L'interdiction des ventes d'armes à Chicago invalidée

Un juge fédéral a déclaré, lundi, contraire à la Constitution des États-Unis l'interdiction des ventes d'armes en vigueur à Chicago.

La décision prise par le juge Edmond E. Chang, saisi par l'Association des détaillants d'armes à feu de l'Illinois, ne s'appliquera pas immédiatement, la municipalité ayant la possibilité de faire appel.

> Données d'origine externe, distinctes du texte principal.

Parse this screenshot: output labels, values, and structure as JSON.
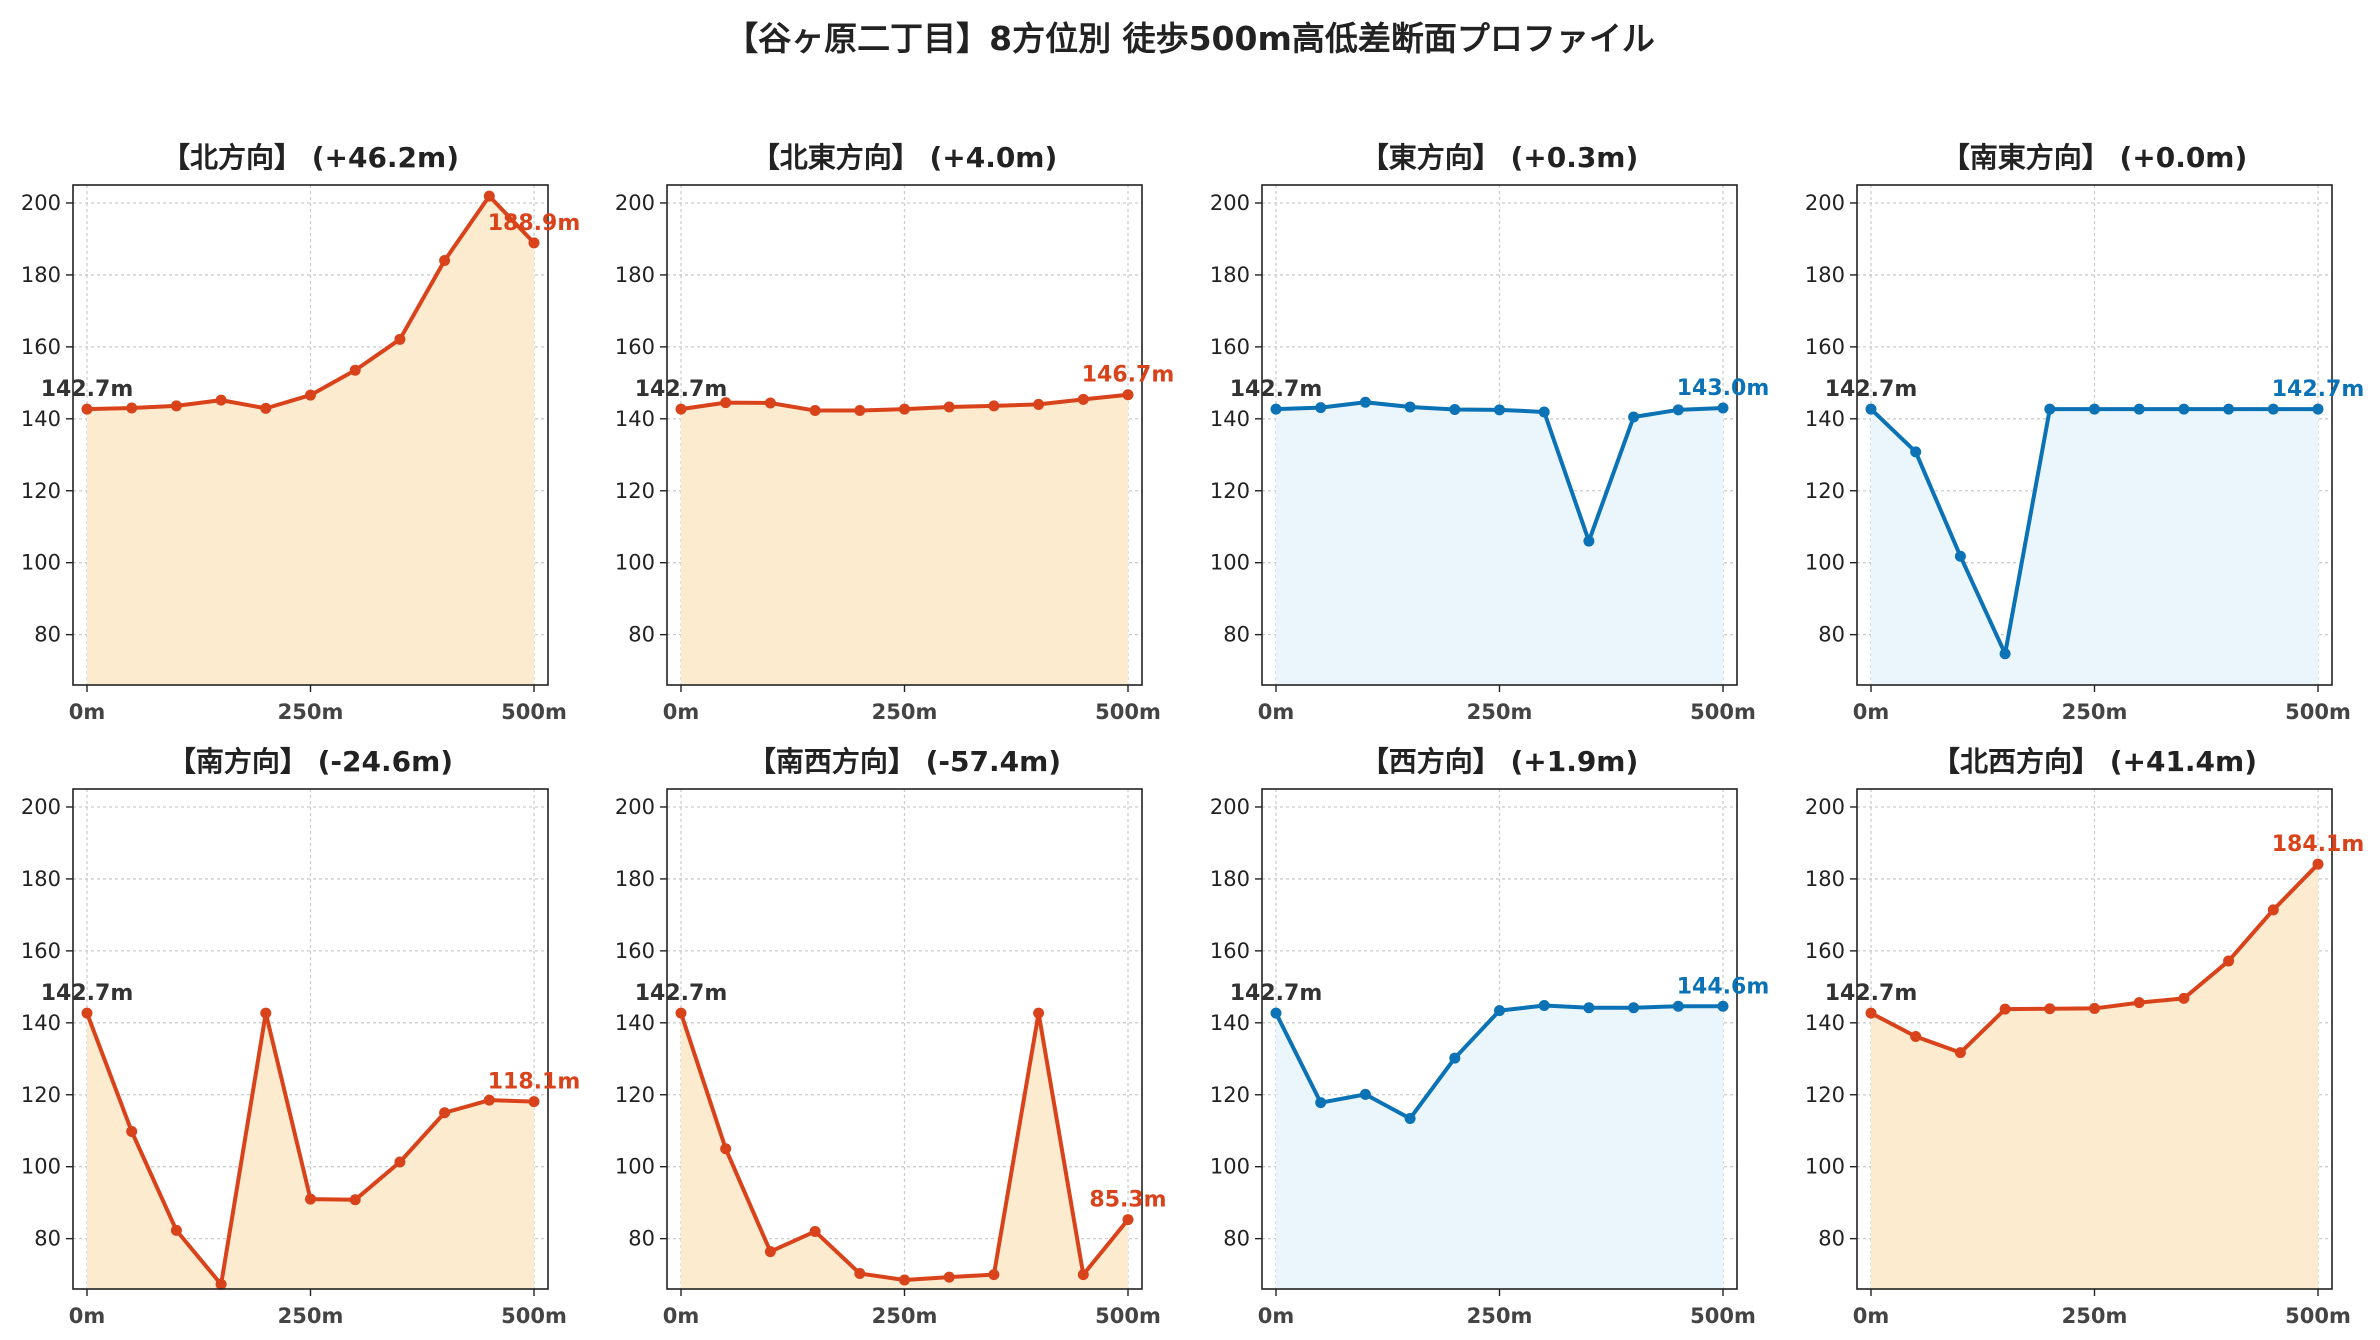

En juillet dernier, Chicago a durci l'encadrement de la vente des armes à feu, élargissant l'interdiction qui frappait jusque-là les armes automatiques à d'autres types d'armes à feu et augmentant le tarif des contraventions.

« Des armes qui ont été conçues pour les champs de bataille n'ont rien à faire dans les rues de Chicago », expliquait alors le maire de la ville, Rahm Emanuel, ancien conseiller de Barack Obama à la Maison-Blanche.

Dans un communiqué diffusé à la suite de la décision du juge Chang, il a exprimé son « fort désaccord » et annoncé que les conseillers juridiques municipaux travaillaient sur toutes les options possibles.

Rahm Emanuel et ses équipes ont fait de la lutte contre la criminalité une priorité.

La troisième ville la plus peuplée du pays est particulièrement touchée par la violence par armes à feu. En 2012, le nombre d'homicides y est repassé au-dessus des 500 pour la première fois depuis 2008, nuisant à la réputation de Chicago et de son maire.

L'an passé, les meurtres ont chuté de 17 % à 412 homicides, mais ce chiffre reste bien supérieur aux situations constatées dans les deux seules villes plus peuplées, New York (333) et Los Angeles (246).

Le financement des programmes de prévention de la violence et d'intervention auprès des enfants et de la jeunesse va être porté à 67 millions de dollars en 2014, contre 20 millions en 2011 à la prise de fonction de Rahm Emanuel.